С Богдановским и другими старыми сослуживцами у Зимина сложились почти семейные отношения со своей сложной психологией и обычаями, где у каждого были свои права. Богдановский действовал так, как и положено было действовать по его обычаю, дававшему ему право защищаться от несдержанности Зимина. У молодых такого права не было, и если бы вздумалось кому-нибудь из них позволить себе дерзость, то Зимин бы с ними не церемонился.

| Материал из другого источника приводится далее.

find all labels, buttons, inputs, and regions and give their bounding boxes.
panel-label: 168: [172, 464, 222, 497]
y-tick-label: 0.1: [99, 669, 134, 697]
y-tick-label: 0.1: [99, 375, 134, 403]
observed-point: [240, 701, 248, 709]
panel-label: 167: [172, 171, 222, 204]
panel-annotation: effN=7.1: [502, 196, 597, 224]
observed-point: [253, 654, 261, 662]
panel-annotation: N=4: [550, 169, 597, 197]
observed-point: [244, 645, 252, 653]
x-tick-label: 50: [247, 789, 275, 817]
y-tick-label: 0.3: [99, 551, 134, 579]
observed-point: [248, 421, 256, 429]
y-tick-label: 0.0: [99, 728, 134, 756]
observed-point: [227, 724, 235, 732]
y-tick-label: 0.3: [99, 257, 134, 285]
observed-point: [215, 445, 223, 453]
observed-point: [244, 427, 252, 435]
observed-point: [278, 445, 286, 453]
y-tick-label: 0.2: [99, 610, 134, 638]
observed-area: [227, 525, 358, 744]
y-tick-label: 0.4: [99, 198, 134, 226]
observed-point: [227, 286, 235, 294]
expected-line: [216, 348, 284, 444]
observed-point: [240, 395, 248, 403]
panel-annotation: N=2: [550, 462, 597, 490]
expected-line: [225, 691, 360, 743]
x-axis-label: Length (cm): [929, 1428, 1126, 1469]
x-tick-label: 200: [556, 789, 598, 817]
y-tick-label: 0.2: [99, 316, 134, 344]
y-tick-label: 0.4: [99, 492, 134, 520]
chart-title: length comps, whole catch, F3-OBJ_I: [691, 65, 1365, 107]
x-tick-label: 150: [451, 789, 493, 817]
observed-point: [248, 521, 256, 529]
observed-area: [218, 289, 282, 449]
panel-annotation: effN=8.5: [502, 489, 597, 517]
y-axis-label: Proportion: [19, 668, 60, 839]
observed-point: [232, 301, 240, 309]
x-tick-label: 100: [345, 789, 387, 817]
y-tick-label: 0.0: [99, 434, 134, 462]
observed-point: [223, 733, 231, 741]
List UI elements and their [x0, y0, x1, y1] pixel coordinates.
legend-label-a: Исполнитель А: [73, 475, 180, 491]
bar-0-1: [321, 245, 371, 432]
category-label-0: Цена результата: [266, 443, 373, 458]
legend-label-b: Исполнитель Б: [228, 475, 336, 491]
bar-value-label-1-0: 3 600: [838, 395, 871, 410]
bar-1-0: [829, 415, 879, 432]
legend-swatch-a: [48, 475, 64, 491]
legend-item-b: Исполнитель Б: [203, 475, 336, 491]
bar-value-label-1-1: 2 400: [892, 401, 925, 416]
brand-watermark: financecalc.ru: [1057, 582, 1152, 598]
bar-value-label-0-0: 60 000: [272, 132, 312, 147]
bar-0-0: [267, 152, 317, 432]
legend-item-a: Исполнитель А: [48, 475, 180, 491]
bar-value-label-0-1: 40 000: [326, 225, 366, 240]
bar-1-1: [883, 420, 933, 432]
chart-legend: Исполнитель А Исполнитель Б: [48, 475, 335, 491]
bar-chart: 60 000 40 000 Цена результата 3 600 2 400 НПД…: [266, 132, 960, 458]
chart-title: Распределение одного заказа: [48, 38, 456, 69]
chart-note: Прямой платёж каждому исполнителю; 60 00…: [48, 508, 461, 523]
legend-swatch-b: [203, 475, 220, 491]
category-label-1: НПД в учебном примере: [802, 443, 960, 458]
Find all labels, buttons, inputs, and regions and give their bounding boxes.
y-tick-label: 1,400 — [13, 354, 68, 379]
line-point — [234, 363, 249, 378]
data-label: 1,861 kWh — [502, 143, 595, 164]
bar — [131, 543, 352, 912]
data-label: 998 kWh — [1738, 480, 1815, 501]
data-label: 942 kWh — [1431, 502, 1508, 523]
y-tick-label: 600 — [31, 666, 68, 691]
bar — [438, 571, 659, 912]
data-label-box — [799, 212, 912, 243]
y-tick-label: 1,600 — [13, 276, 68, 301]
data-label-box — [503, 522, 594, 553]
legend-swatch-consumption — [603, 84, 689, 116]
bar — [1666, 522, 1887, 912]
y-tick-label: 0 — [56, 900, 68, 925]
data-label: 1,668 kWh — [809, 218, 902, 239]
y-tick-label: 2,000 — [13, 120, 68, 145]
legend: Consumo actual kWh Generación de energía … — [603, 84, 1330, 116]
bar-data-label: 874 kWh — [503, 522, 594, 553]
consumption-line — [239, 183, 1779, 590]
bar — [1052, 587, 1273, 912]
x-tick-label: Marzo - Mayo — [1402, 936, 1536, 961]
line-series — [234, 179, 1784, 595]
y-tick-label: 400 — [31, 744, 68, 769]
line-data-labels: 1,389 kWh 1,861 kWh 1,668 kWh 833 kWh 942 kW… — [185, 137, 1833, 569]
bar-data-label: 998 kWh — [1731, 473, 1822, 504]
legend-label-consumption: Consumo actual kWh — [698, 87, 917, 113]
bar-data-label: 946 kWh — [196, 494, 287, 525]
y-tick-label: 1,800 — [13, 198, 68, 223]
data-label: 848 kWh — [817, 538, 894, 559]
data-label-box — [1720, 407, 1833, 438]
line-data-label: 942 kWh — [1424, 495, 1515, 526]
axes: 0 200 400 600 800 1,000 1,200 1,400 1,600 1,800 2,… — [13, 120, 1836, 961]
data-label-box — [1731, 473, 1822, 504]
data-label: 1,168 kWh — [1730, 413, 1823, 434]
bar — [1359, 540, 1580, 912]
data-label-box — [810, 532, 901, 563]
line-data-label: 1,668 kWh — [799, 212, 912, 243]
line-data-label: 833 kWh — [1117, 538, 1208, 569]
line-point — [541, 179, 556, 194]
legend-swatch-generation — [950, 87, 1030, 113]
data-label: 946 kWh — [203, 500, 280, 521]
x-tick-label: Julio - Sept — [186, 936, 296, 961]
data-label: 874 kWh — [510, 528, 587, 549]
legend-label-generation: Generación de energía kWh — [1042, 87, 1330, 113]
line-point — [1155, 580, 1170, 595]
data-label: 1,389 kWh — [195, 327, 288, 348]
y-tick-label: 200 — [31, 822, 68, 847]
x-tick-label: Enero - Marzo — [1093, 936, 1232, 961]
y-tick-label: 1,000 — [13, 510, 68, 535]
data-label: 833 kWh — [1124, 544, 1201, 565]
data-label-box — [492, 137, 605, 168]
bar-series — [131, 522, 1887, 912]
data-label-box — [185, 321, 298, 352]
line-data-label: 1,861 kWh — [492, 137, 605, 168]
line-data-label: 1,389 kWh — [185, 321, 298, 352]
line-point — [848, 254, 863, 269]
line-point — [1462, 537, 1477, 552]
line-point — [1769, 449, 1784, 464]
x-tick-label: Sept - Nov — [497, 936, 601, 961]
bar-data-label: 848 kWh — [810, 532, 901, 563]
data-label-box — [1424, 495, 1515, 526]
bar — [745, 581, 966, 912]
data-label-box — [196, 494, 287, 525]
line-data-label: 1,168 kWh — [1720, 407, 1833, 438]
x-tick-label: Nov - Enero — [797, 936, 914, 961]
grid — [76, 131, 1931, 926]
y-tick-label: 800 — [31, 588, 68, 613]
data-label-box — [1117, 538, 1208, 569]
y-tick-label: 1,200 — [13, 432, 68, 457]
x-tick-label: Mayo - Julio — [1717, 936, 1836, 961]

Богдановский был по-своему прав. Действительно, электровозы, рельсовые пути, стрелки — все путейское хозяйство скрипело и залатывалось на ходу и, казалось, не выдержит нагрузки. Уголь шел к поверхности тяжелой авральной дорогой. Но Богдановский требовал времени для ремонта и знал, бестия, что этого времени не получить, но при этом же знал, что у него всегда будет способ оправдаться. И все же он не упускал возможности при случае заявить, что никому другому не дано справиться в таких исключительных обстоятельствах. Он был прав с точки зрения начальника внутришахтного транспорта. Но это была неполная правота. Выходило, что ему мешают добычные участки, которые он должен был обслуживать.
Глядя на толстое здоровое лицо Богдановского, Зимин одобрительно улыбнулся и произнес:
— Я всегда считал, что Валентин Валентинович прав, когда думает о себе как о главном человеке на шахте. А мы по инерции твердим — добычники, добычники!
Греков усмехнулся, поднял глаза. Зимин прочитал в них скуку.
— Конечно, вы чаще от меня слышите «Греков, Бессмертенко, Аверьянцев», — Зимин остановился, посмотрел на Тимохина. — «Тимохин»…
Он сказал все это без тени иронии, с настойчивым уважением в голосе, стараясь, чтобы здесь поняли его буквально. Пусть Богдановский походит в главных героях, зато всем скоро станет ясно, что его правота при всей ее убедительности больше всего походит на благопристойный вариант вранья.